Soccer Stadium 'Lacked a Champion'
Thursday, February 19, 2009
D.C. United owner Victor B. MacFarlane arrived in Washington two years ago with a grand plan to woo Mayor Adrian M. Fenty, build a stadium to help remake the city's poorest ward and open development opportunities for his well-regarded financing firm.
Turns out, the audience MacFarlane ultimately impressed was not Fenty (D) or other District leaders, but Prince George's County Executive Jack B. Johnson (D), who announced this week that his jurisdiction would help United finance a 24,000-seat soccer facility near a Metro station.
For all three men, the move is a gamble.
MacFarlane hopes he can begin to turn his fortunes around after a bleak year in which a nearly $1 billion land deal he orchestrated in California went bankrupt and he placed his 20,000-square-foot penthouse atop the St. Regis hotel in San Francisco on the market.
Johnson hopes the successful courtship of a second professional sports franchise -- the Washington Redskins play at FedEx Field in Landover -- will increase economic development and raise the county's profile on regional and national maps.
And Fenty hopes he is correct in calculating that it is less risky to rebuff United than to commit public money during a recession to build a stadium that would cost $180 million to $195 million.
"We bear no ill will toward Washington," MacFarlane said this week. "My day job, I am still a major investor in Washington to the tune of probably a billion dollars, so I don't want Washington, D.C., to disappear. We tried a business deal that didn't work. We are happy that it is working [in Prince George's], and we are very excited."

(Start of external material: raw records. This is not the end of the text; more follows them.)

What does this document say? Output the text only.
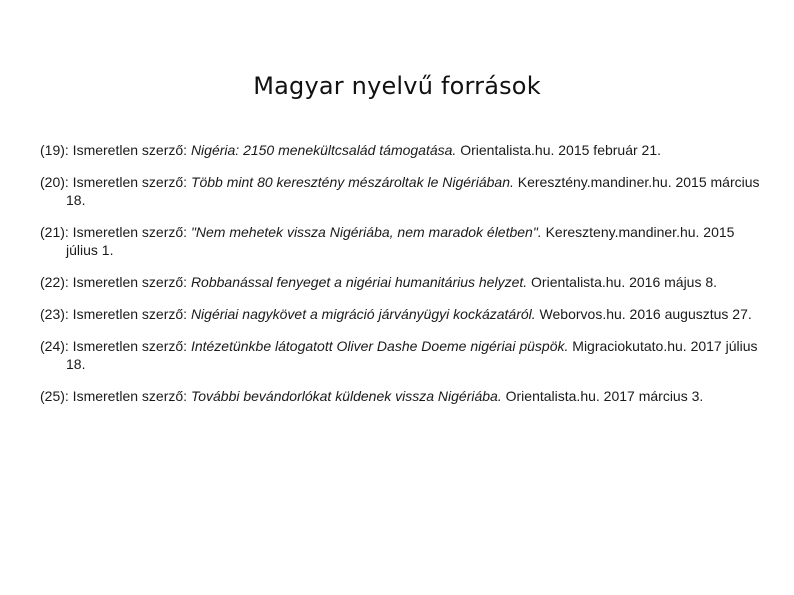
Magyar nyelvű források
(19): Ismeretlen szerző: Nigéria: 2150 menekültcsalád támogatása. Orientalista.hu. 2015 február 21.
(20): Ismeretlen szerző: Több mint 80 keresztény mészároltak le Nigériában. Keresztény.mandiner.hu. 2015 március 18.
(21): Ismeretlen szerző: "Nem mehetek vissza Nigériába, nem maradok életben". Kereszteny.mandiner.hu. 2015 július 1.
(22): Ismeretlen szerző: Robbanással fenyeget a nigériai humanitárius helyzet. Orientalista.hu. 2016 május 8.
(23): Ismeretlen szerző: Nigériai nagykövet a migráció járványügyi kockázatáról. Weborvos.hu. 2016 augusztus 27.
(24): Ismeretlen szerző: Intézetünkbe látogatott Oliver Dashe Doeme nigériai püspök. Migraciokutato.hu. 2017 július 18.
(25): Ismeretlen szerző: További bevándorlókat küldenek vissza Nigériába. Orientalista.hu. 2017 március 3.
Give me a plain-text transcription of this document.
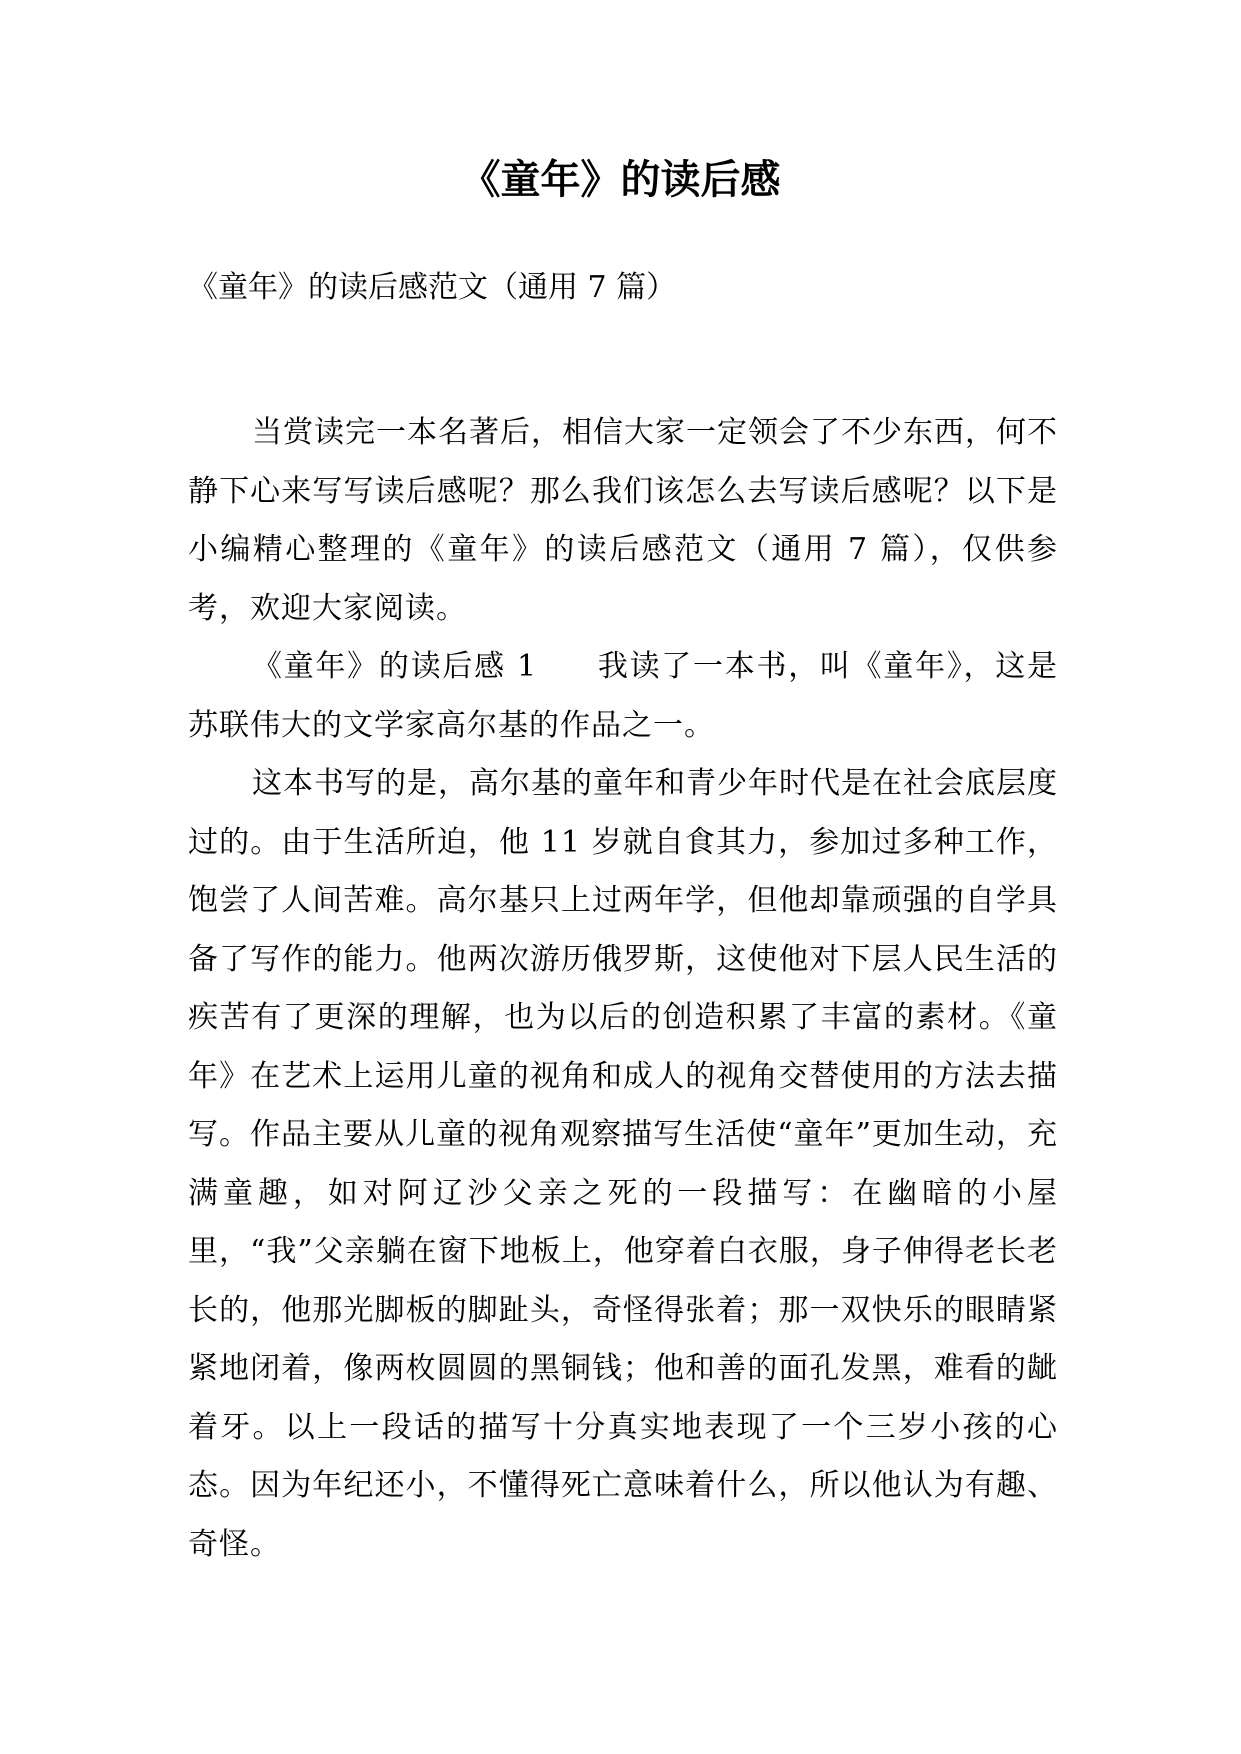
《童年》的读后感
《童年》的读后感范文（通用 7 篇）

当赏读完一本名著后，相信大家一定领会了不少东西，何不静下心来写写读后感呢？那么我们该怎么去写读后感呢？以下是小编精心整理的《童年》的读后感范文（通用 7 篇），仅供参考，欢迎大家阅读。

《童年》的读后感 1 我读了一本书，叫《童年》，这是苏联伟大的文学家高尔基的作品之一。

这本书写的是，高尔基的童年和青少年时代是在社会底层度过的。由于生活所迫，他 11 岁就自食其力，参加过多种工作，饱尝了人间苦难。高尔基只上过两年学，但他却靠顽强的自学具备了写作的能力。他两次游历俄罗斯，这使他对下层人民生活的疾苦有了更深的理解，也为以后的创造积累了丰富的素材。《童年》在艺术上运用儿童的视角和成人的视角交替使用的方法去描写。作品主要从儿童的视角观察描写生活使“童年”更加生动，充满童趣，如对阿辽沙父亲之死的一段描写：在幽暗的小屋里，“我”父亲躺在窗下地板上，他穿着白衣服，身子伸得老长老长的，他那光脚板的脚趾头，奇怪得张着；那一双快乐的眼睛紧紧地闭着，像两枚圆圆的黑铜钱；他和善的面孔发黑，难看的龇着牙。以上一段话的描写十分真实地表现了一个三岁小孩的心态。因为年纪还小，不懂得死亡意味着什么，所以他认为有趣、奇怪。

Although Fenty said in a statement that the city will "greatly miss being home to the team," he and his economic development aides are shedding few tears. The stadium proposal has always been politically dicey for Fenty, who as a council member had consistently opposed public funding for the Nationals' new baseball park.
MacFarlane's ownership group bought control of United, which plays at RFK Stadium, for $33 million in late 2006. A financier of land development, MacFarlane bought the franchise with hopes of leveraging himself into the District's massive $2.5 billion revitalization project at Poplar Point, a 110-acre swath of parkland along the Anacostia River in Southeast Washington.
Making the rounds of the D.C. government building, MacFarlane had talked of a new soccer facility as the catalyst for Poplar Point, spurring the creation of much-needed services to help residents in Ward 8. In exchange, he wanted control of much of the development -- or up to $225 million in public subsidies.
Fenty's aides said they were never convinced that a soccer stadium would generate more tax revenue than, say, a movie theater or bowling alley. Behind the scenes, Fenty told D.C. Council members he would support a stadium only if they took the lead. But there was no majority support on the 13-member council, and the recession has made public financing even less appealing.
The stadium "lacked a champion," said council member Jack Evans (D-Ward 2). "That was the biggest factor in this deal going under."